KQED Teach is a free media literacy platform that’s designed to help empower students, via teacher training, in an age of media overload.
The idea is to help prepare young people for a world of misinformation, generative AI, and student voices. While students can learn on the fly, this tool aims to help educators guide students to be more confident in the media world.
This is a free professional development platform from KQED, the public media organization behind PBS and NPR. The idea is to teach educators by doing — creating their own media — before using those skills to help teach students similarly.
Thanks to a blend of pedagogical frameworks and applied creativity, this is a really unique and powerful offering to help bring media literacy into classrooms more effectively.
What is KQED Teach?
KQED Teach is primarily a free professional development platform, aimed at teachers. The idea is that by teaching them how to be more media literate, they will pass on that learning, understanding, and mastery to students.
KQED Teach works across K-12 subjects and grade levels. The point is to help teachers to integrate digital media creation, analysis, and civic dialogue into classroom learning. This is done using a library of ever-growing self-paced online courses and live workshops. The courses include topics such as video storytelling, audio production, fact-checking, misinformation, infographic design, and the ethical use of generative AI.

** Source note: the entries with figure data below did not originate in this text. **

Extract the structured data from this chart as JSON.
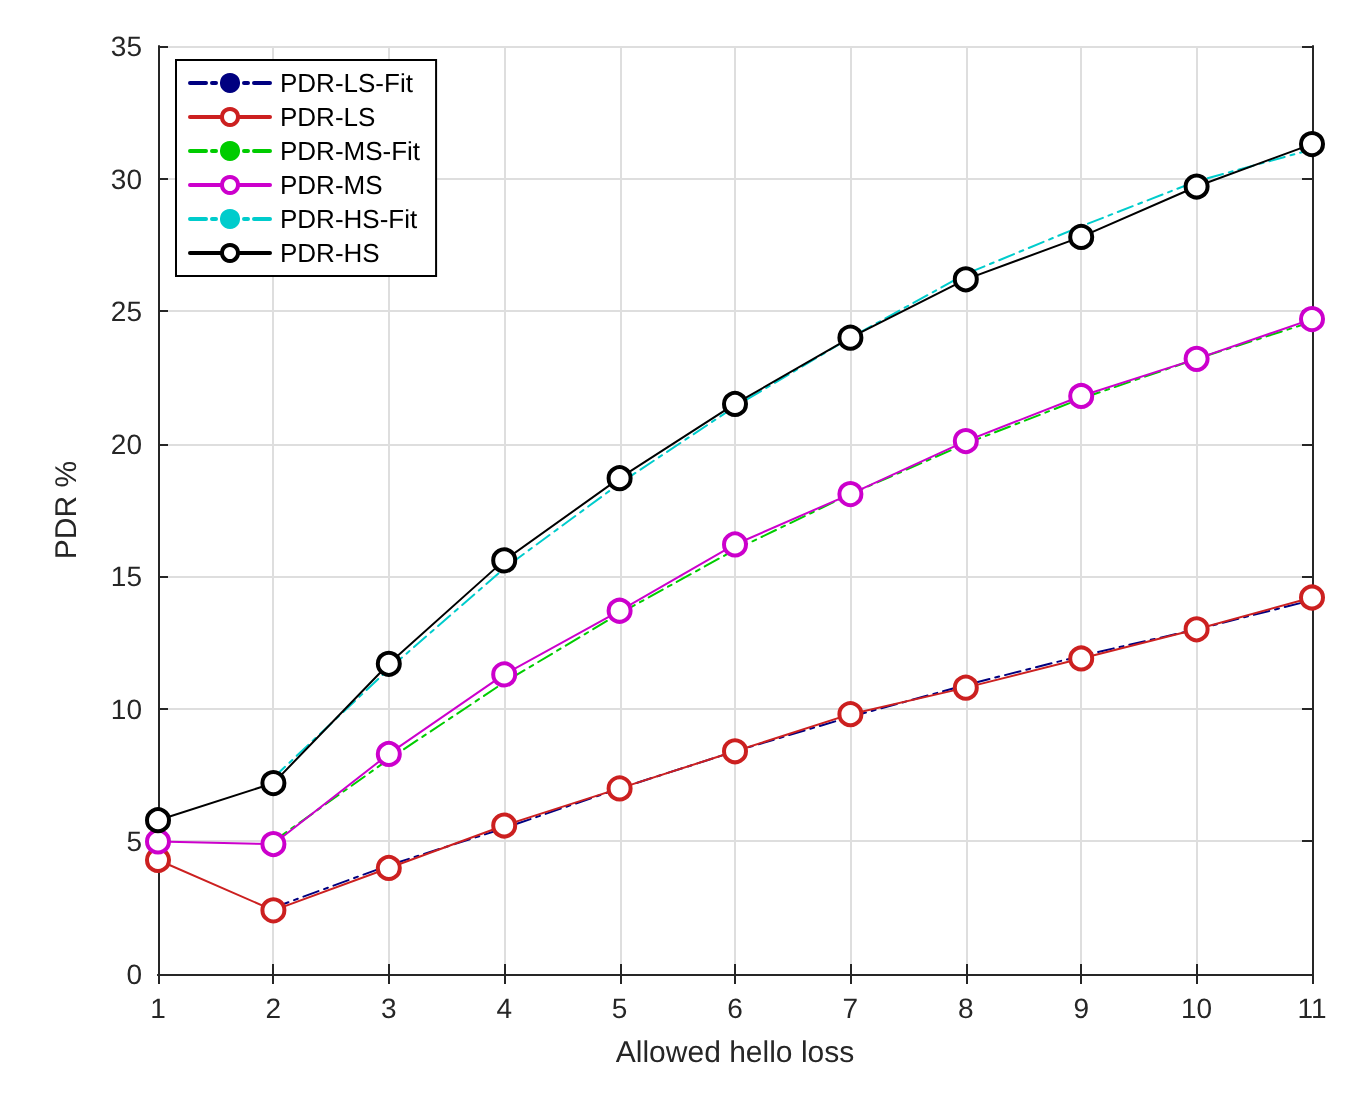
{
  "chart_data": {
    "type": "line",
    "xlabel": "Allowed hello loss",
    "ylabel": "PDR %",
    "xlim": [
      1,
      11
    ],
    "xticks": [
      1,
      2,
      3,
      4,
      5,
      6,
      7,
      8,
      9,
      10,
      11
    ],
    "ylim": [
      0,
      35
    ],
    "yticks": [
      0,
      5,
      10,
      15,
      20,
      25,
      30,
      35
    ],
    "grid": true,
    "legend": "top left",
    "series": [
      {
        "name": "PDR-LS-Fit",
        "color": "#000080",
        "line_style": "dashed",
        "marker": "none",
        "x": [
          2,
          3,
          4,
          5,
          6,
          7,
          8,
          9,
          10,
          11
        ],
        "values": [
          2.5,
          4.1,
          5.5,
          7.0,
          8.4,
          9.7,
          10.9,
          12.0,
          13.0,
          14.1
        ]
      },
      {
        "name": "PDR-LS",
        "color": "#cc2020",
        "line_style": "solid",
        "marker": "circle",
        "x": [
          1,
          2,
          3,
          4,
          5,
          6,
          7,
          8,
          9,
          10,
          11
        ],
        "values": [
          4.3,
          2.4,
          4.0,
          5.6,
          7.0,
          8.4,
          9.8,
          10.8,
          11.9,
          13.0,
          14.2
        ]
      },
      {
        "name": "PDR-MS-Fit",
        "color": "#00cc00",
        "line_style": "dashed",
        "marker": "none",
        "x": [
          2,
          3,
          4,
          5,
          6,
          7,
          8,
          9,
          10,
          11
        ],
        "values": [
          5.0,
          8.1,
          11.0,
          13.6,
          16.0,
          18.1,
          20.0,
          21.7,
          23.2,
          24.6
        ]
      },
      {
        "name": "PDR-MS",
        "color": "#cc00cc",
        "line_style": "solid",
        "marker": "circle",
        "x": [
          1,
          2,
          3,
          4,
          5,
          6,
          7,
          8,
          9,
          10,
          11
        ],
        "values": [
          5.0,
          4.9,
          8.3,
          11.3,
          13.7,
          16.2,
          18.1,
          20.1,
          21.8,
          23.2,
          24.7
        ]
      },
      {
        "name": "PDR-HS-Fit",
        "color": "#00cccc",
        "line_style": "dashed",
        "marker": "none",
        "x": [
          2,
          3,
          4,
          5,
          6,
          7,
          8,
          9,
          10,
          11
        ],
        "values": [
          7.4,
          11.5,
          15.3,
          18.5,
          21.4,
          24.0,
          26.4,
          28.2,
          29.9,
          31.1
        ]
      },
      {
        "name": "PDR-HS",
        "color": "#000000",
        "line_style": "solid",
        "marker": "circle",
        "x": [
          1,
          2,
          3,
          4,
          5,
          6,
          7,
          8,
          9,
          10,
          11
        ],
        "values": [
          5.8,
          7.2,
          11.7,
          15.6,
          18.7,
          21.5,
          24.0,
          26.2,
          27.8,
          29.7,
          31.3
        ]
      }
    ]
  }
}
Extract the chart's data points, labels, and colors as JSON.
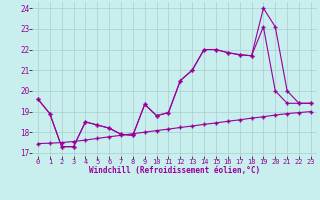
{
  "bg_color": "#c8eeee",
  "line_color": "#990099",
  "grid_color": "#aacccc",
  "xlabel": "Windchill (Refroidissement éolien,°C)",
  "xlim": [
    -0.5,
    23.5
  ],
  "ylim": [
    16.85,
    24.3
  ],
  "xticks": [
    0,
    1,
    2,
    3,
    4,
    5,
    6,
    7,
    8,
    9,
    10,
    11,
    12,
    13,
    14,
    15,
    16,
    17,
    18,
    19,
    20,
    21,
    22,
    23
  ],
  "yticks": [
    17,
    18,
    19,
    20,
    21,
    22,
    23,
    24
  ],
  "line1_x": [
    0,
    1,
    2,
    3,
    4,
    5,
    6,
    7,
    8,
    9,
    10,
    11,
    12,
    13,
    14,
    15,
    16,
    17,
    18,
    19,
    20,
    21,
    22,
    23
  ],
  "line1_y": [
    19.6,
    18.9,
    17.3,
    17.3,
    18.5,
    18.35,
    18.2,
    17.9,
    17.85,
    19.35,
    18.8,
    18.95,
    20.5,
    21.0,
    22.0,
    22.0,
    21.85,
    21.75,
    21.7,
    24.0,
    23.1,
    20.0,
    19.4,
    19.4
  ],
  "line2_x": [
    0,
    1,
    2,
    3,
    4,
    5,
    6,
    7,
    8,
    9,
    10,
    11,
    12,
    13,
    14,
    15,
    16,
    17,
    18,
    19,
    20,
    21,
    22,
    23
  ],
  "line2_y": [
    19.6,
    18.9,
    17.3,
    17.3,
    18.5,
    18.35,
    18.2,
    17.9,
    17.85,
    19.35,
    18.8,
    18.95,
    20.5,
    21.0,
    22.0,
    22.0,
    21.85,
    21.75,
    21.7,
    23.1,
    20.0,
    19.4,
    19.4,
    19.4
  ],
  "line3_x": [
    0,
    1,
    2,
    3,
    4,
    5,
    6,
    7,
    8,
    9,
    10,
    11,
    12,
    13,
    14,
    15,
    16,
    17,
    18,
    19,
    20,
    21,
    22,
    23
  ],
  "line3_y": [
    17.45,
    17.47,
    17.5,
    17.55,
    17.62,
    17.7,
    17.78,
    17.85,
    17.93,
    18.0,
    18.08,
    18.15,
    18.23,
    18.3,
    18.38,
    18.45,
    18.53,
    18.6,
    18.68,
    18.75,
    18.83,
    18.9,
    18.95,
    19.0
  ]
}
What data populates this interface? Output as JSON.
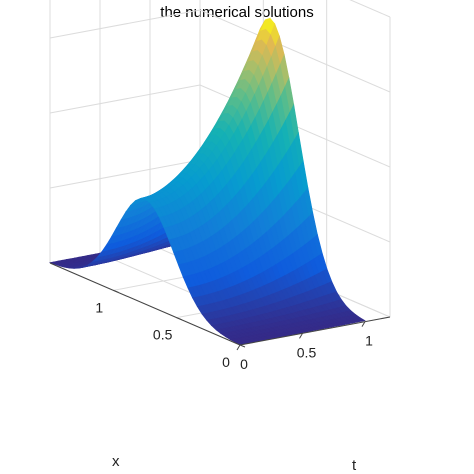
{
  "chart_data": {
    "type": "surface",
    "title": "the numerical solutions",
    "xlabel": "x",
    "tlabel": "t",
    "x_ticks": [
      "0",
      "0.5",
      "1"
    ],
    "t_ticks": [
      "0",
      "0.5",
      "1"
    ],
    "x_range": [
      0,
      1.5
    ],
    "t_range": [
      0,
      1.2
    ],
    "z_range": [
      0,
      1.2
    ],
    "grid": true,
    "colormap": "parula",
    "surface_samples": {
      "t": [
        0,
        0.5,
        1
      ],
      "x": [
        0,
        0.25,
        0.5,
        0.75,
        1,
        1.25,
        1.5
      ],
      "z_at_t0": [
        0.0,
        0.08,
        0.3,
        0.42,
        0.3,
        0.08,
        0.0
      ],
      "z_at_t0_5": [
        0.0,
        0.12,
        0.45,
        0.6,
        0.45,
        0.12,
        0.0
      ],
      "z_at_t1": [
        0.0,
        0.2,
        0.72,
        1.0,
        0.72,
        0.2,
        0.0
      ]
    }
  }
}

A focus is on both reading and writing media across the courses. Thus, educators can learn critical analysis including examining bias, credibility, and persuasive techniques. They can also develop media creation skills across the likes of podcasts, graphics, and interactive content, too.
Teachers can attain certificates for professional recognition having completed these courses. Many courses allow participants to earn graduate-level credits through university partnerships.
How does KQED Teach work?
KQED Teach is a very practical platform built on creating, sharing, reflecting, and applying. All that should mean teachers are creating in a way that allows them to experience the challenges that their students could be facing.
The courses themselves usually offer a combination of short instructional videos, guided activities, peer discussion, and classroom-ready planning tasks. The courses should leave teachers with tangible skills, not just knowledge.
Teachers might analyze real-world news examples, design media-based lesson plans, produce short videos or podcasts, or experiment with AI-powered tools under structured guidance.
KQED Teach also uses collaborative learning via community sharing. Participants can exchange ideas, showcase their projects, and discuss classroom strategies with other educators, fostering professional dialogue around best practices.
This peer-based approach is highly valuable in emerging areas such as generative AI literacy, in which classroom norms and ethical frameworks are quickly evolving.
KQED provides structured district and school-wide training programs.
What are the best KQED Teach features?
KQED Teach comprises several tools that include hands-on media creation, misinformation and media literacy, generative AI professional development, youth media challenges, and certification.
For media creation, teachers are guided through producing videos, podcasts, infographics, and interactive graphics, allowing teachers to build genuine creative confidence before implementing similar projects with students.
For misinformation and media literacy, courses explore how students can evaluate sources, detect misinformation, and understand algorithmic influence. All of which are deal right now as generative AI tools increase the scale and sophistication of synthetic content online.
On that subject, there is a section focused on AI bias, ethical AI use, and teaching students how to critically analyze AI-generated media.
Plenty of classroom ready content is also available, including lesson plans, student media challenges, and youth publishing platforms that allow learners to share work with authentic audiences.
Finally, there are those certificates, through which educators can gain graduate-level credits, supporting both career development and institutional professional learning requirements.
How much does KQED Teach cost?
KQED Teach is totally free. That makes this ideal for schools and districts looking to expand in this area while keeping budgets safe.
That also applies to educators who want to earn credits and certifications without spending money for the privilege.
KQED Teach best tips and tricks
Start with a single media project
Begin with a short, contained media task such as a short video explanation or podcast reflection to build confidence and classroom routines.
Integrate media across subjects
Science teachers can use infographics for data storytelling, while humanities teachers can explore audio documentaries or student journalism.
Use AI modules as discussion starters
Generative AI courses are especially effective when framed as ethical and critical thinking discussions, helping students understand bias, reliability, and responsible use.